Springfield: Removal of the Statue of Pierre Menard on September 26, 2020
A statue of Pierre Menard used to stand on the Capitol grounds. Menard was a successful French Canadian entrepreneur based in Kaskaskia who astutely negotiated his position in the changing political affiliations of Illinois. When the former French territory became part of the young United States Menard became its first Lieutenant Governor. As a merchant Menard had had extensive interaction with the Indians providing furs for the European trade. Living in and near Kaskaskia, he was in a French-Indian milieu. Various historical works refer to Menard’s reportedly congenial relationship with the Indians – based on mutual benefit in trading and later in his positioning in the U.S. government’s interest in Indian lands. These sources praise Menard’s compassion and generosity in assisting Indian tribes various times as they were being displaced, the last time relating to President Andrew Jackson’s Indian Removal Act of 1830 — the irony of that context seems to have escaped critique. Whereas Menard was able to move between the changing European worlds of the Illinois/Mississippi River frontier, the Indians ultimately lost everything.

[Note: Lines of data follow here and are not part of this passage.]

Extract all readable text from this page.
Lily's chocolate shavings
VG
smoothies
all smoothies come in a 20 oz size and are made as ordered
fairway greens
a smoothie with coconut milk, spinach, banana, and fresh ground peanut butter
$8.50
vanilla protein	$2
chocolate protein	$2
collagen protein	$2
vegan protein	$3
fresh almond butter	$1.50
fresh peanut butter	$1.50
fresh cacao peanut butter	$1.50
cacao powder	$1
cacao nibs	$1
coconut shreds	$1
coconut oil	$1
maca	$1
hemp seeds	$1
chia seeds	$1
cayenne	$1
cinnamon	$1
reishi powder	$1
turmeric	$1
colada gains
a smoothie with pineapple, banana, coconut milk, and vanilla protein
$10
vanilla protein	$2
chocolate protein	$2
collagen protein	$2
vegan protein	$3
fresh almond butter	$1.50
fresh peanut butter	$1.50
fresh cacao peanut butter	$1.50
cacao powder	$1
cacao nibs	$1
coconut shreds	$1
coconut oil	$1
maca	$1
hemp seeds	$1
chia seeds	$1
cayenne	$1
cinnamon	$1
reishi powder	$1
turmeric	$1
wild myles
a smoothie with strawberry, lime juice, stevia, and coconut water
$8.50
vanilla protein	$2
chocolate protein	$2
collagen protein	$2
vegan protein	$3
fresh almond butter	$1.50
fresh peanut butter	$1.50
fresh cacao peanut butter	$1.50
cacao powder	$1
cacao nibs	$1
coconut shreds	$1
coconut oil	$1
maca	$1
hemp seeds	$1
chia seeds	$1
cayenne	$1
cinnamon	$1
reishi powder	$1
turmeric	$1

Attention, therefore, must be paid to the former 8-ft high statue honoring Menard. It was sculpted in1886 (Menard died in 1844 so he cannot be blamed for it) and dedicated in 1888. Conceived at the time as showing Menard trading with an Indian and thus representing an equitable bilateral arrangement, today (2020) we must find this statue as troubling as the one of Teddy Roosevelt on the steps of the American Museum of Natural History in New York City where the non-White member of the association is shown – in both cases – in a subservient position looking up at the White person. Thus, these statues manifestly express the racial-cultural hierarchy of the time in which they were made. Yet whereas Roosevelt’s racist views are well-known, with Menard and the Native Americans we are less certain. Yet the manner of representation seen with today’s sensibilities justifies removal of the statue.